Their unwillingness to change meant that a lot of the emerging economic opportunities went to immigrants. In my little Faulknerian postage stamp of native soil in Louisiana’s Florida Parishes, many of the wealthiest families are of Italian descent, who immigrated for agricultural work post-war but quickly entered better businesses, lacking any romantic attachment to the land.
Given even generic drugs are worth more than gold per gram of active ingredient, labor savings cannot be the primary motivator, but rather the savings of a more “flexible” culture milieu and minimizing the chance of a “surprise” FDA inspection which rarely happens in overseas facilities. My former employer had an internal team that would show up and do surprise inspections, sometimes led by former FDA inspectors, to make sure we were ready for the real thing.

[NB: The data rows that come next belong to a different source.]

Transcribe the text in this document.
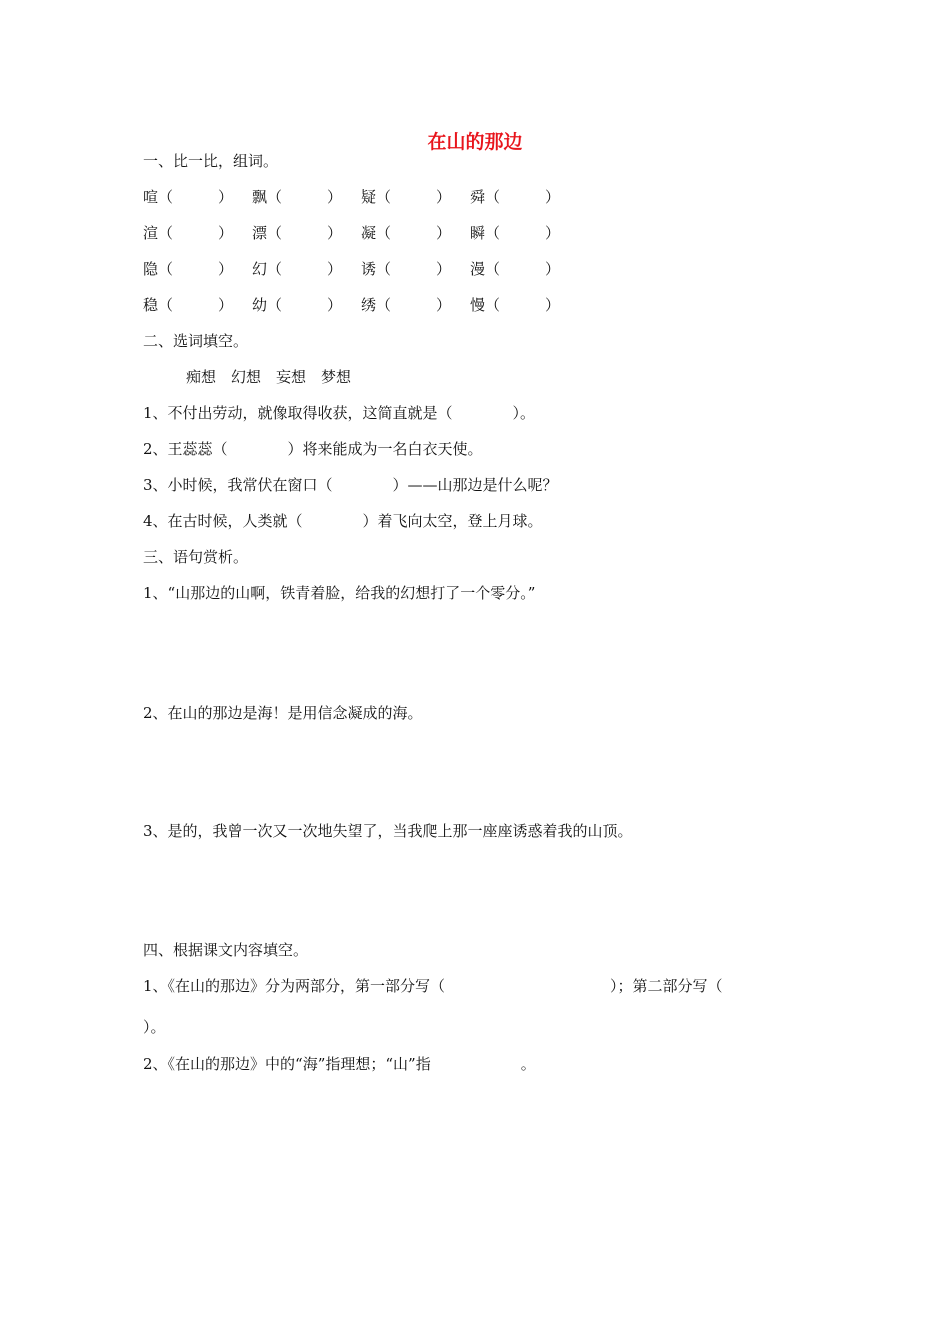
在山的那边
一、比一比，组词。
喧（　　　） 飘（　　　） 疑（　　　） 舜（　　　）
渲（　　　） 漂（　　　） 凝（　　　） 瞬（　　　）
隐（　　　） 幻（　　　） 诱（　　　） 漫（　　　）
稳（　　　） 幼（　　　） 绣（　　　） 慢（　　　）
二、选词填空。
痴想　幻想　妄想　梦想
1、不付出劳动，就像取得收获，这简直就是（　　　　）。
2、王蕊蕊（　　　　）将来能成为一名白衣天使。
3、小时候，我常伏在窗口（　　　　）——山那边是什么呢？
4、在古时候，人类就（　　　　）着飞向太空，登上月球。
三、语句赏析。
1、“山那边的山啊，铁青着脸，给我的幻想打了一个零分。”
2、在山的那边是海！是用信念凝成的海。
3、是的，我曾一次又一次地失望了，当我爬上那一座座诱惑着我的山顶。
四、根据课文内容填空。
1、《在山的那边》分为两部分，第一部分写（　　　　　　　　　　　）；第二部分写（
）。
2、《在山的那边》中的“海”指理想；“山”指　　　　　　。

How do you reconcile the advancements in productivity? Although number of people employed in manufacturing has plummeted (1), real output has stayed about constant or gone up (2). That seems to suggest that returning to past levels of manufacturing employment would result in massive amounts of output—way beyond returning to prior levels of industrialization. Having a goal of returning to that level of manufacturing employment may be unrealistic.
1. https://fred.stlouisfed.org/series/manemp
2. https://fred.stlouisfed.org/series/OUTMS/
I vacillate between a) Trump is a retarded Boomer fighting the last war and b) politicians and the globalist capital classes arrayed against him won't negotiate in good faith for an equitable solution, hence he has to take the scorched-Earth approach with facially retarded self-imposed deadlines. I'm aware it could be both. Lol. I'm certain it's neither.
As far as pharma manufacturing, did you see our review of 'Bottle of Lies'? It is 100% regulatory arbitrage. Outrageous it was allowed to happen and indicative of the depth of evil and greed we are dealing with on the part of group b).
So yeah, maybe a targeted approach is impossible. Any instrument finer than a club to the head won't get the job done.